# Chapter 06 - Algorithm Test Harnesses

A test harness provides a consistent way to evaluate machine learning algorithms on a dataset. It involves 3 elements:

1. The resampling method to split-up the dataset.
2. The machine learning algorithm to evaluate.
3. The performance measure by which to evaluate predictions.

In [7]:
from random import seed
from Codes.ch01_load_and_convert_data import load_csv, str_column_to_float
from Codes.ch03_resampling_methods import train_test_split, cross_validation_split
from Codes.ch04_evaluation_metrics import accuracy_metric
from Codes.ch05_baseline_models import zero_rule_algorithm_classification

### Train-Test Algorithm Test Harness

In [12]:
# Evaluate an algorithm using a train/test split
def evaluate_algorithm_train_test(dataset, algorithm, split, *args):
    train, test = train_test_split(dataset, split)
    test_set = list()
    for row in test:
        row_copy = list(row)
        row_copy[-1] = None
        test_set.append(row_copy)
    predicted = algorithm(train, test_set, *args)
    actual = [row[-1] for row in test]
    accuracy = accuracy_metric(actual, predicted)
    return accuracy

In [13]:
# Test the train/test harness 
seed(1)

# Load and prepare data
filename = './data/pima-indians-diabetes.csv'
dataset = load_csv(filename)
for i in range(len(dataset[0])):
    str_column_to_float(dataset, i)

# evaluate algorithm
split = 0.6
accuracy = evaluate_algorithm_train_test(dataset, zero_rule_algorithm_classification, split)
print('Accuracy: %.3f%%' % (accuracy))

Accuracy: 67.427%


### Cross-Validation Algorithm Test Harness

In [9]:
def evaluate_algorithm_kfold(dataset, algorithm, n_folds, *args):
    folds = cross_validation_split(dataset, n_folds)
    scores = list()
    for fold in folds:
        train_set = list(folds)
        train_set.remove(fold)
        train_set = sum(train_set, [])
        test_set = list()
        for row in fold:
            row_copy = list(row)
            test_set.append(row_copy)
            row_copy[-1] = None
        predicted = algorithm(train_set, test_set, *args)
        actual = [row[-1] for row in fold]
        accuracy = accuracy_metric(actual, predicted)
        scores.append(accuracy)
    return scores

In [11]:
# Test the train/test harness 
seed(1)

# Load and prepare data
filename = './data/pima-indians-diabetes.csv'
dataset = load_csv(filename)
for i in range(len(dataset[0])):
    str_column_to_float(dataset, i)

# Evaluate Algorithm
n_folds = 5
scores = evaluate_algorithm_kfold(dataset, zero_rule_algorithm_classification, n_folds)
print( 'Scores: %s' % scores)
print( 'Mean Accuracy: %.3f%%' % (sum(scores)/len(scores)))

Scores: [62.091503267973856, 64.70588235294117, 64.70588235294117, 64.70588235294117, 69.28104575163398]
Mean Accuracy: 65.098%


## Future Works

* Parameterized Evaluation.

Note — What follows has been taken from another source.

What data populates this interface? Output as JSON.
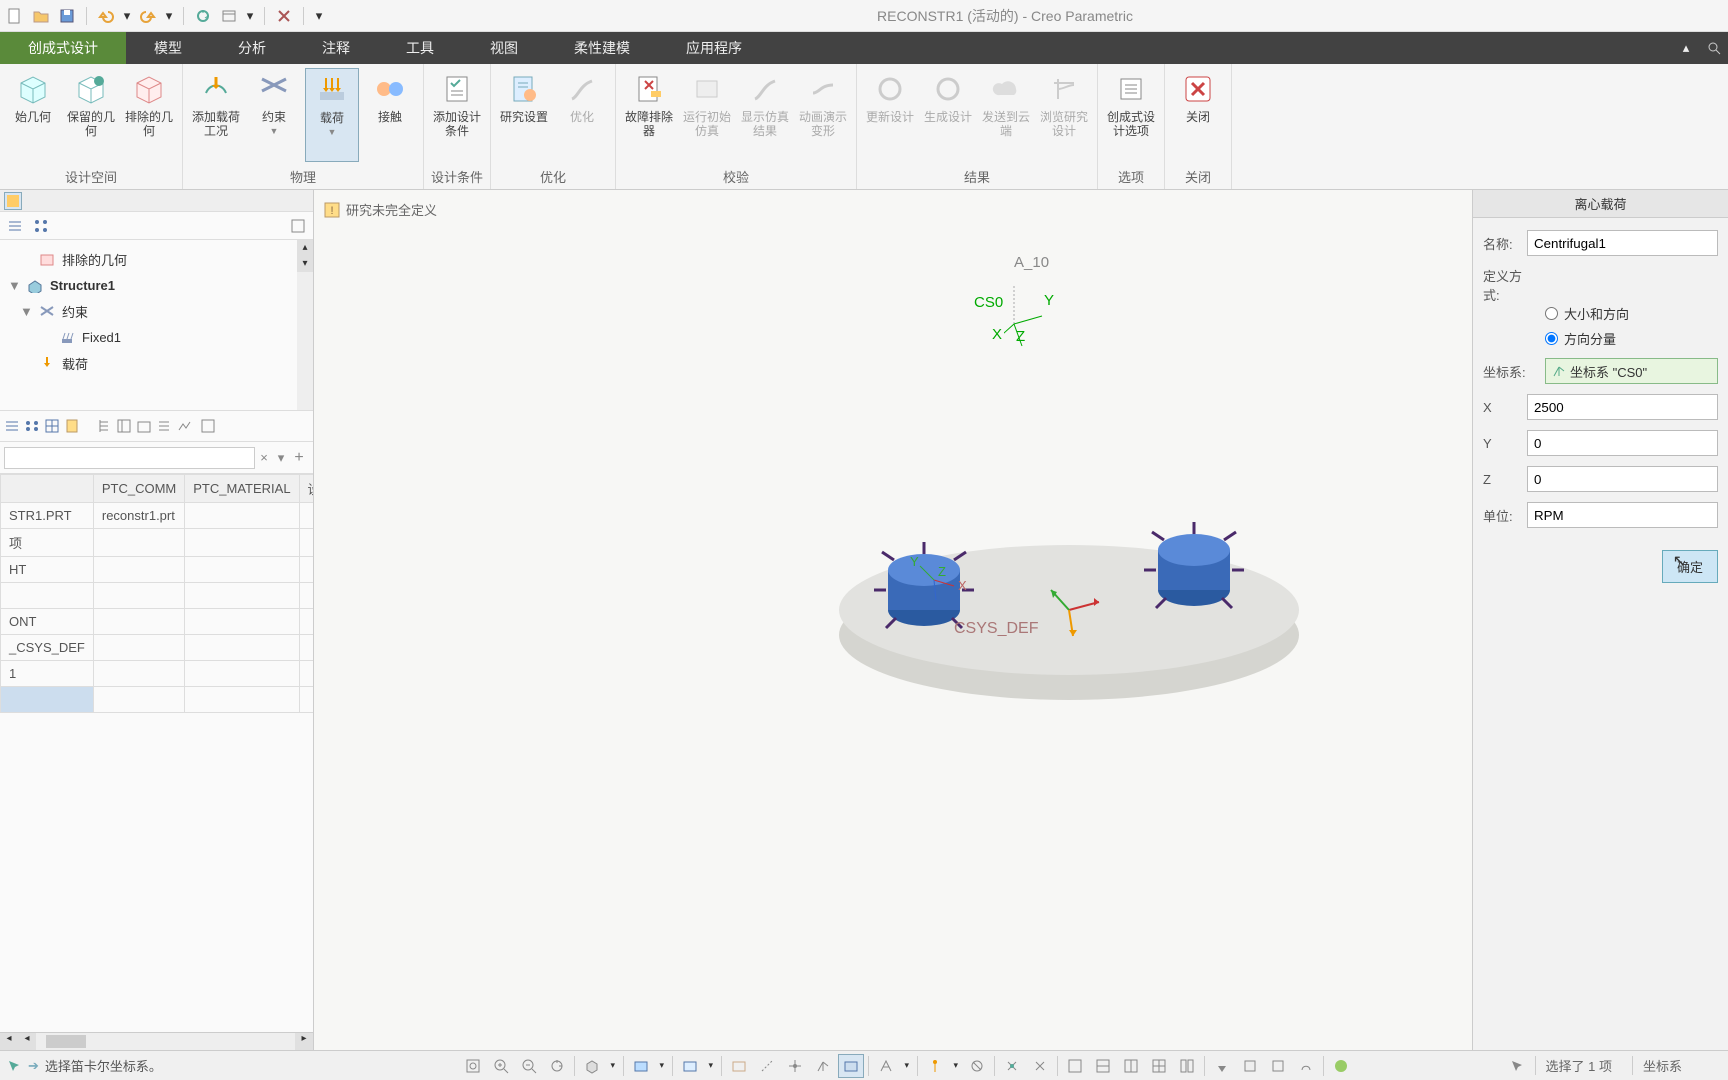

Pass in the function used to evaluate predictions, allowing
you to seamlessly work with regression problems.
* Parameterized Resampling. Pass in the function used to calculate resampling splits,
allowing you to easily switch between the train-test and cross-validation methods.
* Standard Deviation Scores. Calculate the standard deviation to get an idea of the
spread of scores when evaluating algorithms using cross-validation.